The so-called “lock-in” effect for homeowners who secured ultra-cheap mortgages when rates were low during the pandemic has caused owners to stay put.

The investment bank believes the impacts of this could last 6 to 8 years, keeping a lid housing activity down and, in turn, residential investment that feeds into the GDP calculation.


The “lock-in” effect could last 6 to 8 years, reducing housing activity in the process (Source: Bank of America)

High interest rates have majorly impacted homeownership.

Mortgage rates remain hovering around 7% despite the recent pullback in borrowing costs, keeping supply low and pushing prices higher for homes that do trade hands.

Home prices hit a new record in April, though annual growth slowed from the previous month, according to the latest data available from Case-Shiller. Bank of America expects home prices to grow by about 4.5% this year, 5.0% next year, and 0.5% in 2026.

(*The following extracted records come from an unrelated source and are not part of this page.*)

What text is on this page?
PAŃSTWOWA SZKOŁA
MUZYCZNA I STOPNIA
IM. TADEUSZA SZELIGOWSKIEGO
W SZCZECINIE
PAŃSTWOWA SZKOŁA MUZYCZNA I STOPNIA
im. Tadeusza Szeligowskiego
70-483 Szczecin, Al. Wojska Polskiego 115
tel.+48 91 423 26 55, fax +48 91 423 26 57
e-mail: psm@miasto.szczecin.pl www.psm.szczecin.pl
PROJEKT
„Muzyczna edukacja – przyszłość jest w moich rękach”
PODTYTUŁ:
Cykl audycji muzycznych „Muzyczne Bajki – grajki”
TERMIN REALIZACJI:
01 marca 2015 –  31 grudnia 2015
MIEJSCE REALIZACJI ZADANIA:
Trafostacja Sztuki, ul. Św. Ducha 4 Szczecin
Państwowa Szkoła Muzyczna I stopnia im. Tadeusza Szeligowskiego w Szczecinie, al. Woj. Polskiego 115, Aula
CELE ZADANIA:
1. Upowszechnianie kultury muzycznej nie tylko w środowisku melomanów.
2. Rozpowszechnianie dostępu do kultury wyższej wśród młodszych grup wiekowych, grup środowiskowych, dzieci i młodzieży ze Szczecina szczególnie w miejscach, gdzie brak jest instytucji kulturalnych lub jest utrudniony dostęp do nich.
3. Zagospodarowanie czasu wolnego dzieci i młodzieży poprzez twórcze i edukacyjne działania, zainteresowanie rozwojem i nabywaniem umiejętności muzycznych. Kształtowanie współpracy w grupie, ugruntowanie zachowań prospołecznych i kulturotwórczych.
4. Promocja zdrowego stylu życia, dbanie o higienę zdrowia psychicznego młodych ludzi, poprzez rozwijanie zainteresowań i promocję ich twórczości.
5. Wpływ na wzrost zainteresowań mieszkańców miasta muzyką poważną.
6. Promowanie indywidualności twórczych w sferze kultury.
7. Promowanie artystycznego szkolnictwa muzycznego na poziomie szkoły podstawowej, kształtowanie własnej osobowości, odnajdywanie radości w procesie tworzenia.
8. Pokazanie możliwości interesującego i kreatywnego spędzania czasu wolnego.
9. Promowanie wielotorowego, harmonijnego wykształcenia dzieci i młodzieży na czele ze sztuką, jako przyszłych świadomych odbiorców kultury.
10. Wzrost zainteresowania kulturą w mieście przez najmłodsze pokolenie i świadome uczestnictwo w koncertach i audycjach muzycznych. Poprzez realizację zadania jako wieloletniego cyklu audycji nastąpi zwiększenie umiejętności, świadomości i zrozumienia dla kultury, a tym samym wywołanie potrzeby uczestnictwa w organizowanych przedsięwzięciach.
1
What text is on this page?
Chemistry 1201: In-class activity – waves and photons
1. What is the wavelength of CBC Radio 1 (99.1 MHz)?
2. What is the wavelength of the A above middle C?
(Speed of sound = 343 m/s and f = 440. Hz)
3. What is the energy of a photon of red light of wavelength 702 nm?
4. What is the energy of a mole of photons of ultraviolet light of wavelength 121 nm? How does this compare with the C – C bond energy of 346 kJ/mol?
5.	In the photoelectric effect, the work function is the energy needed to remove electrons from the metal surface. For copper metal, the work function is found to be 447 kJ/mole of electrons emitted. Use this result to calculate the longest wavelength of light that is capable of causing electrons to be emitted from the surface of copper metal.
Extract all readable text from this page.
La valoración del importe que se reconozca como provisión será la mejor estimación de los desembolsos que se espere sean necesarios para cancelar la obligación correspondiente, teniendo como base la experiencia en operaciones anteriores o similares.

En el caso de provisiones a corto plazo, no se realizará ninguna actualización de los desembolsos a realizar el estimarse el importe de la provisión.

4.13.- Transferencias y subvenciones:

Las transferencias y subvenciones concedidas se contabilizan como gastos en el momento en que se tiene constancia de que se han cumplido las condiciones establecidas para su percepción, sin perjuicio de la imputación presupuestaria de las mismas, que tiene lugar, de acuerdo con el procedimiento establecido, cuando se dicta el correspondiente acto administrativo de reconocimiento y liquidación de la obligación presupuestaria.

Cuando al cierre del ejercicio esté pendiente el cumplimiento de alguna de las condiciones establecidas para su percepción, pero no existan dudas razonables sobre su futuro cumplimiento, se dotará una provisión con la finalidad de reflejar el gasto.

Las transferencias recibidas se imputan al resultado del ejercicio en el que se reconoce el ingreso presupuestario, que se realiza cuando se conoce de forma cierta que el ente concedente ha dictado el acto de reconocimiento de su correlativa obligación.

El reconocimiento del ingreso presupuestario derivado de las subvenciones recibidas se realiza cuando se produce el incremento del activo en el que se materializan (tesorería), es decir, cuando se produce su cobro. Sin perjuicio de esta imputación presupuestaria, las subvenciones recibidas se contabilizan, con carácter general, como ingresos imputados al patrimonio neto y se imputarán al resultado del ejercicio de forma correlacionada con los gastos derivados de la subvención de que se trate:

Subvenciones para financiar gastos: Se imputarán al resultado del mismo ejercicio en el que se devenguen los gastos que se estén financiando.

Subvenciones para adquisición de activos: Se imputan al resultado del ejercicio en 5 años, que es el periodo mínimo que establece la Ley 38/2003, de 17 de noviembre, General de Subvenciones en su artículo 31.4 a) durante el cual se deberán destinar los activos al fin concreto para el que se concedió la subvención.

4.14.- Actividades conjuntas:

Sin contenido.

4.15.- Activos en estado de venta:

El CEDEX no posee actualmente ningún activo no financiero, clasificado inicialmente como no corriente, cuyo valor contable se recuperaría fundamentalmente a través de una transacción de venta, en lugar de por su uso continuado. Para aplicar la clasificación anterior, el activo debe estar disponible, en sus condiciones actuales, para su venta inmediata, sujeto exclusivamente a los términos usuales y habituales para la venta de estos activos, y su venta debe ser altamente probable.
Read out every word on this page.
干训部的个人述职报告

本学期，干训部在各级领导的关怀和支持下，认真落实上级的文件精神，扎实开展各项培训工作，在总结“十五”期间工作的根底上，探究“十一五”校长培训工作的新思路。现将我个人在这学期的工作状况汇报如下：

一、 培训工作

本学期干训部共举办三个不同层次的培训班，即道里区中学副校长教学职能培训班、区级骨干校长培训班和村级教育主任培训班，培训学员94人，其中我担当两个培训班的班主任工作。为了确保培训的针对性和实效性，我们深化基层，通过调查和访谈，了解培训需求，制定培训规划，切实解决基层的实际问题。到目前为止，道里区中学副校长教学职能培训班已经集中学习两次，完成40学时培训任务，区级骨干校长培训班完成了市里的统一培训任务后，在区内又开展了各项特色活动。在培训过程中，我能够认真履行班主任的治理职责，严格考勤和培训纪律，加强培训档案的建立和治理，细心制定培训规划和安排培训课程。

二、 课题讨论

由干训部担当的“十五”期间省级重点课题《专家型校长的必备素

“Home prices have already overshot their long-run fundamental value based on disposable income,” Michael Gapen, an economist at Bank of America, wrote in a note to clients Friday.

“Second, our outlook for the economy calls for continued normalization as the effects of the pandemic move further into the rearview mirror. The structural shift in housing demand that lifted home prices should fade over time. That said, we think it unlikely that home prices fall much.”